2) On January 20, 1997, the Plaintiff purchased 000 won for the instant forest, and completed the registration of ownership transfer under the name of MO, and determined the purchase price at KRW 000 upon purchasing the instant forest from MO on November 1, 1999. Therefore, since the acquisition price of the instant forest is 00 won and the transfer price is 000 won, there is no transfer margin, and even if the Plaintiff deducted 000 won from the initial acquisition price, there is no transfer acquisition tax to be borne by the Plaintiff with respect to the instant forest. Nevertheless, the Defendant did not accept any of the acquisition price (00 won or KRW 000) claimed by the Plaintiff, and imposed the transfer income tax on the acquisition price based on the standard market price, and thus, was unlawful.

B. Relevant statutes

It is as shown in the attached Form.

C. Determination

1) First, we examine the farmland of this case.

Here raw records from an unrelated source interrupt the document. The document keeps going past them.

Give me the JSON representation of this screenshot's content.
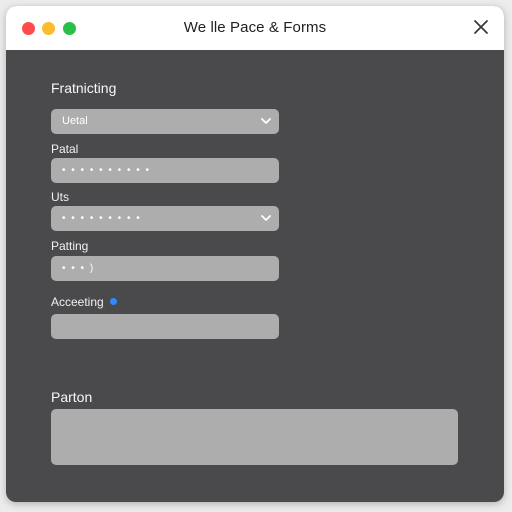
{
  "window": {
    "title": "We lle Pace & Forms",
    "controls": {
      "close_color": "#ff4b4b",
      "minimize_color": "#fbbd2e",
      "maximize_color": "#29c04a"
    }
  },
  "form": {
    "section_title": "Fratnicting",
    "select_1": {
      "value": "Uetal"
    },
    "field_1": {
      "label": "Patal",
      "value": "• • • • • • • • • •"
    },
    "field_2": {
      "label": "Uts",
      "value": "• • • • • • • • •"
    },
    "field_3": {
      "label": "Patting",
      "value": "• • • )"
    },
    "field_4": {
      "label": "Acceeting",
      "value": ""
    },
    "notes": {
      "label": "Parton",
      "value": ""
    }
  },
  "colors": {
    "panel_bg": "#4a4a4c",
    "field_bg": "#adadad",
    "info_dot": "#2f8bff"
  }
}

According to Article 6(1) of the former Restriction of Special Taxation Act and Article 69(1) of the Enforcement Decree of the same Act (amended by Presidential Decree No. 23590, Feb. 2, 2012), Article 6(1) and (4) and Article 13, for the purpose of being eligible for reduction of or exemption from capital gains tax by his father, the Plaintiff’s 1 and 7 years old who reside in the Si/Gun/Gu area (including the adjacent Si/Gun/Gu area and the area within 20 km in a straight line from the farmland) where the farmland is located shall be cultivated or cultivated with 1/2 or more of its own labor, and the Plaintiff’s allegation that the farmland was 9 years old after 7 years old is difficult to view that the Plaintiff had been 9 years old since 7 years old since 190 and 9 years old since 190, and that it was difficult to view that the Plaintiff’s new farmland was 5 years old or 7 years old since 197, as otherwise alleged.

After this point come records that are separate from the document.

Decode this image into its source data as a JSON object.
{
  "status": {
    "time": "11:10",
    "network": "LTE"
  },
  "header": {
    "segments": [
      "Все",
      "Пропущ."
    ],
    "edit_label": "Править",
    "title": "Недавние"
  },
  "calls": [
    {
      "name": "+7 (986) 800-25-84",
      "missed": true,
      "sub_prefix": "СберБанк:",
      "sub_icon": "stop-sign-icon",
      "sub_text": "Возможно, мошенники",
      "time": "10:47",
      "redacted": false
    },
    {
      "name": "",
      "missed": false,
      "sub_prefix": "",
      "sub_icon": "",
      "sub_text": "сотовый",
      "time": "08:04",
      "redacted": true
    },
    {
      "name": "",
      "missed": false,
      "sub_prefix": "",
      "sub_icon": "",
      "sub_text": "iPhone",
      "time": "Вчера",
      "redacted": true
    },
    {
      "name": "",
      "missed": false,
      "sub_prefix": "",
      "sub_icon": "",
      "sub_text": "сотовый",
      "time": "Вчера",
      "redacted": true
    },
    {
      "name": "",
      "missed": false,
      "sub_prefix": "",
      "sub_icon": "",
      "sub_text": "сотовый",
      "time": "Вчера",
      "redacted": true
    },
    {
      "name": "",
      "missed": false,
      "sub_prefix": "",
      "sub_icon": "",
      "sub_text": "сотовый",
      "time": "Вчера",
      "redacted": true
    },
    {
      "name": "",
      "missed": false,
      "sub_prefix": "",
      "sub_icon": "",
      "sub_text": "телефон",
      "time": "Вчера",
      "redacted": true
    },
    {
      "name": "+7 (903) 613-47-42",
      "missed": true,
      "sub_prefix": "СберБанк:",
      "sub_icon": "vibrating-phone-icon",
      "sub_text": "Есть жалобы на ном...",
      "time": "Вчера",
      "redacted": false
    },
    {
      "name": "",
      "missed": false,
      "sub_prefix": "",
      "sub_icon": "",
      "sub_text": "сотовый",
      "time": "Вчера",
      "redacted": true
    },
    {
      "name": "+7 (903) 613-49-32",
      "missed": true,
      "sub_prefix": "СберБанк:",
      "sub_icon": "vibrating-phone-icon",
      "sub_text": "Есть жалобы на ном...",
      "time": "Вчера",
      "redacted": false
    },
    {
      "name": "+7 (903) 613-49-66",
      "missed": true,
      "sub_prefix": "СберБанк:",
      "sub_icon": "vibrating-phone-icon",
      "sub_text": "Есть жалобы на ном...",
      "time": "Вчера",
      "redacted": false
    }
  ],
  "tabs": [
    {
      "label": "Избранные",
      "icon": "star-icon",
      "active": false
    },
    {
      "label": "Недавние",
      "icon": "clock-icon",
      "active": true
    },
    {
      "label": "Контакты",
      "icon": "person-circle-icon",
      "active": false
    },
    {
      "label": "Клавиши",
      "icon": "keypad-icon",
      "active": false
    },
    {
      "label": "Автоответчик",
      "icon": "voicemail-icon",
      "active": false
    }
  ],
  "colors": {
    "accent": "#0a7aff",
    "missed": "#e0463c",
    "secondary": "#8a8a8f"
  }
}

2) We examine the forest of this case.

In full view of the statements in Gap evidence 7-2, 3, 4, and 8, and 10, and the testimony of the TracO on January 20, 1997, the sales contract made with respect to the forest of this case was written by the seller and the purchaser as the MacO and MacO of the plaintiff's father, and ② the fact that the MacPP was completed on March 24, 1997 with respect to the forest of this case on March 11, 1997, and ③ the plaintiff purchased the forest of this case from MacO on November 1, 199, and entered 00 won as the purchase price in the sales contract, but the plaintiff actually paid to MacO as the purchase price for the forest of this case, and there is no reason to acknowledge that the acquisition price of the forest of this case was 00 won or less, and there is no reason to recognize that the plaintiff did not have any special deduction for the forest of this case as the acquisition price.

3. Conclusion

Therefore, the plaintiff's claim is dismissed as it is without merit. It is so decided as per Disposition.